Perhaps God puts it best after the first human wanders the globe: "It is not good for man to be alone." I think a better translation is "lonely," for a clear distinction exists between "alone" and "lonely"; the former denotes the absence of people and the latter denotes the absence of community, relationship. At times, however, the distinction blurs.

When I ponder marriage, it’s simple to think mine will not go the distance. The figures confirm this reality. But I wish to buck the system and take my relationship for life. This lies in my willingness to go forward day after day, a clarity I have discovered in the words of Sheryl Crow. She recently shared an interview with Reader’s Digest on breast cancer, her music and her new son.

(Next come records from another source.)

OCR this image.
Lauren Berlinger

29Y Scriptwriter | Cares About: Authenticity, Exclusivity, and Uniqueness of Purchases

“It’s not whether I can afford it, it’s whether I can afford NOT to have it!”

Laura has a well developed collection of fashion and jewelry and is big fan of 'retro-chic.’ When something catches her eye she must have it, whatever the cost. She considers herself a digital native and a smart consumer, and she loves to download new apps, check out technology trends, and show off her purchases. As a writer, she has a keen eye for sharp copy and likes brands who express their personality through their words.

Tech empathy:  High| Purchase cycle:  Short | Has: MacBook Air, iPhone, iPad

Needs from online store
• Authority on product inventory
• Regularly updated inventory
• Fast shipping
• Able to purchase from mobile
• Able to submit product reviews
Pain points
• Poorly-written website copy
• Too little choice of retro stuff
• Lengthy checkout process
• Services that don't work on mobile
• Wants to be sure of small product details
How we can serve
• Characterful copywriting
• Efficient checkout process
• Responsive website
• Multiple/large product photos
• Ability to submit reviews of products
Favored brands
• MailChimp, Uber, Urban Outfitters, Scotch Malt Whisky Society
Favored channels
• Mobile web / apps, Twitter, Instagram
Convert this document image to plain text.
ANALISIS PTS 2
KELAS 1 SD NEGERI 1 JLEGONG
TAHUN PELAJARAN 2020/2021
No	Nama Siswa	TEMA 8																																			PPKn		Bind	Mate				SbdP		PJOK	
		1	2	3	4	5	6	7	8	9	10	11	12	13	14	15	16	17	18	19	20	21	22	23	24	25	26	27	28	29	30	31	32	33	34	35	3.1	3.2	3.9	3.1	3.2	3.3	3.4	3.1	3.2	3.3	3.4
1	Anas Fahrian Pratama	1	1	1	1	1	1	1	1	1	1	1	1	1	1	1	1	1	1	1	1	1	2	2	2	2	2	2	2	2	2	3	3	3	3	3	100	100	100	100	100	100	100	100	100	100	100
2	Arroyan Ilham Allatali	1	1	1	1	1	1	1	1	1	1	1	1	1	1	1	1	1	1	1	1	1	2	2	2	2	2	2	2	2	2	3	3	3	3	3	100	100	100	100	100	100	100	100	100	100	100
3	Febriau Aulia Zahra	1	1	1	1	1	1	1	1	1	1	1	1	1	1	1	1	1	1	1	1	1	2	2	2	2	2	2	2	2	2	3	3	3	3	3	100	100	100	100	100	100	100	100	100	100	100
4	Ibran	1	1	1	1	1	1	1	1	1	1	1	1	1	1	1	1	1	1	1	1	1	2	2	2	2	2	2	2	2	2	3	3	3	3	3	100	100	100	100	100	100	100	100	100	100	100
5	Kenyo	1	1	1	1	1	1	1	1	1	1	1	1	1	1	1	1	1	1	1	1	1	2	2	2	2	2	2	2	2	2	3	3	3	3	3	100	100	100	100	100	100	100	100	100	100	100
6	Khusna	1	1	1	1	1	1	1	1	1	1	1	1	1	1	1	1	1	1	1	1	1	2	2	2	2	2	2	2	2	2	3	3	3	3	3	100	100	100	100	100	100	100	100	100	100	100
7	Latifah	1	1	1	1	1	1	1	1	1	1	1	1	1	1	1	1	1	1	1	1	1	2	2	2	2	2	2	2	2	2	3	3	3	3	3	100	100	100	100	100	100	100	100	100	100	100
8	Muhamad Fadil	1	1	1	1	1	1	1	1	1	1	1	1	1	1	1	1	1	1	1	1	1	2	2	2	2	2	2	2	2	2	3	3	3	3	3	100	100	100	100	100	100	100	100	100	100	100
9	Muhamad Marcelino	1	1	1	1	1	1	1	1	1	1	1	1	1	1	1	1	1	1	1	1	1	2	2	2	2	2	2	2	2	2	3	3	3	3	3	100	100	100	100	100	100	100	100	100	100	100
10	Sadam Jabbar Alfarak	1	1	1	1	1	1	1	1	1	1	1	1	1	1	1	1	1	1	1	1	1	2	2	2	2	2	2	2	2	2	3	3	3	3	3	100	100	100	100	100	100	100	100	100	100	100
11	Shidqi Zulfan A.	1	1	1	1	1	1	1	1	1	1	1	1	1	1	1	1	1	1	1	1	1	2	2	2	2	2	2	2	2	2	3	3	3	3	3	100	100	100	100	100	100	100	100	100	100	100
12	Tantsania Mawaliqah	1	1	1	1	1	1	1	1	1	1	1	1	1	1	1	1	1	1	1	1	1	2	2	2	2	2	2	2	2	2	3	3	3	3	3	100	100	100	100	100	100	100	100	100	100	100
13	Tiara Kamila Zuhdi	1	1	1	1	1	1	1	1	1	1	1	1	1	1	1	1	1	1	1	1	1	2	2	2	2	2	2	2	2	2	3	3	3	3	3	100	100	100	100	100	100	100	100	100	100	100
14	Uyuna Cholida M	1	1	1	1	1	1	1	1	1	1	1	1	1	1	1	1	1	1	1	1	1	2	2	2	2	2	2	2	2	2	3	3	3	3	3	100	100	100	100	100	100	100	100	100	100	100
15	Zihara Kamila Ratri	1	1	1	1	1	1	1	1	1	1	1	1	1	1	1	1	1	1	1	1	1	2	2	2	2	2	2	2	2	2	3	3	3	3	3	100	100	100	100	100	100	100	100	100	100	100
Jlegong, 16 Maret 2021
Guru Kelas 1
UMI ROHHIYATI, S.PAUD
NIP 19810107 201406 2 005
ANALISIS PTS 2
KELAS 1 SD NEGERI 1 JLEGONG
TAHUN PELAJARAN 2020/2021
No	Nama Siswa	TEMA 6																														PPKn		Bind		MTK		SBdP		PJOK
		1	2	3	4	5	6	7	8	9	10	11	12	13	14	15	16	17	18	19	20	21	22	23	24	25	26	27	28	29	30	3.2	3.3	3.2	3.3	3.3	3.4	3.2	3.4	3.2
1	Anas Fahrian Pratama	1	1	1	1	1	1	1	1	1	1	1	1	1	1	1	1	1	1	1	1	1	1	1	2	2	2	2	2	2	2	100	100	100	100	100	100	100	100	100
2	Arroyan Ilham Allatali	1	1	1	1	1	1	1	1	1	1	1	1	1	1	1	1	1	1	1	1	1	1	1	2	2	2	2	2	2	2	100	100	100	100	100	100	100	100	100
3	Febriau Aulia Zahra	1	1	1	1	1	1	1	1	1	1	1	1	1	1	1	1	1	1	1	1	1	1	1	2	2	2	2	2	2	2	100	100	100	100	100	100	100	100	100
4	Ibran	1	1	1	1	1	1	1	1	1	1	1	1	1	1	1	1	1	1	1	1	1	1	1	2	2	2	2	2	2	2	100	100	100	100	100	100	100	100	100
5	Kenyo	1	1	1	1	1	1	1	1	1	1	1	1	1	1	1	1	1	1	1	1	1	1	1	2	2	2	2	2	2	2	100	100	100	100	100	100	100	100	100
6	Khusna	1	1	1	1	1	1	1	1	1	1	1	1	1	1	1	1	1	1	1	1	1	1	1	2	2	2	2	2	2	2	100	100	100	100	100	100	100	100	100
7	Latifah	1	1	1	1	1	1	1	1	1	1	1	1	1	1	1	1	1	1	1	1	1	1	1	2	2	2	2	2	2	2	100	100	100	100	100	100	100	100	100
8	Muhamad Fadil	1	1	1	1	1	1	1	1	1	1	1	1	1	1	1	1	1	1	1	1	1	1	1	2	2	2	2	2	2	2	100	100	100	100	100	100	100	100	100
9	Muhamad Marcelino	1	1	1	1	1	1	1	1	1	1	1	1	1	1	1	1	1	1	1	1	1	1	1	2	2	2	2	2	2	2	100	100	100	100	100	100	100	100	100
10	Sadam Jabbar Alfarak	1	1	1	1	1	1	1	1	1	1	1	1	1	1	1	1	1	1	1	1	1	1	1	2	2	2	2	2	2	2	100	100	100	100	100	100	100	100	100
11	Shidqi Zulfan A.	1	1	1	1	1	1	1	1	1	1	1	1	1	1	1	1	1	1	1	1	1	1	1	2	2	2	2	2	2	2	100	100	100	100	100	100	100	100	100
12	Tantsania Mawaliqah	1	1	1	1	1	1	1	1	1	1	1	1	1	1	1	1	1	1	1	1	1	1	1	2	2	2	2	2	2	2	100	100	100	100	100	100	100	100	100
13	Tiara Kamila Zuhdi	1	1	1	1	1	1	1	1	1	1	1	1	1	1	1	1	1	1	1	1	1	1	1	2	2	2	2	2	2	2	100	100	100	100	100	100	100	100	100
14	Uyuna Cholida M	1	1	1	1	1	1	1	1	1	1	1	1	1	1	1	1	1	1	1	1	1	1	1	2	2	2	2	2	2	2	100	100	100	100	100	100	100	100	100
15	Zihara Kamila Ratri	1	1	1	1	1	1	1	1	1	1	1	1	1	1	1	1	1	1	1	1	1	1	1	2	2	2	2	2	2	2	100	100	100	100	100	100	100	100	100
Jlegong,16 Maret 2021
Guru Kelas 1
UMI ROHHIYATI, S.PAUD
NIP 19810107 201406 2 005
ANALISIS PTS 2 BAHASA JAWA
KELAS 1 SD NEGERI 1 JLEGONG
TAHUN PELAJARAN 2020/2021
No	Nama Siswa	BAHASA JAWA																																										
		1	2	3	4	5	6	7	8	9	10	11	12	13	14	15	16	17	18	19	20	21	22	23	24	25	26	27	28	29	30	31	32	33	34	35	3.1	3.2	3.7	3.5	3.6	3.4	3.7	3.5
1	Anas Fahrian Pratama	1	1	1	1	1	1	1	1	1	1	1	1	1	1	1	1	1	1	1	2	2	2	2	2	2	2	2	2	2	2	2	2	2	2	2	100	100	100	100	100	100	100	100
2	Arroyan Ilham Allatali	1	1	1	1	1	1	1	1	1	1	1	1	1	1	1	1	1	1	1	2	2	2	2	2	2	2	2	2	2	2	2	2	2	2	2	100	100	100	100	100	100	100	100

Engaged three times, Crow has never married. Her sisters are both divorced too. Asked about best advice on relationships, she puts it this way: "When I was engaged the second time, I asked my mom how she and dad made it for so many years. She said that every single day, you have to decide you’re committed to the person." Maybe this is the mark of the long marriage, the decision to choose one’s spouse everyday, whether through word or action. Conflicts will arise, tension will arise, tears will arise, but unselfish, peaceful love moves into chaos and settles the storm.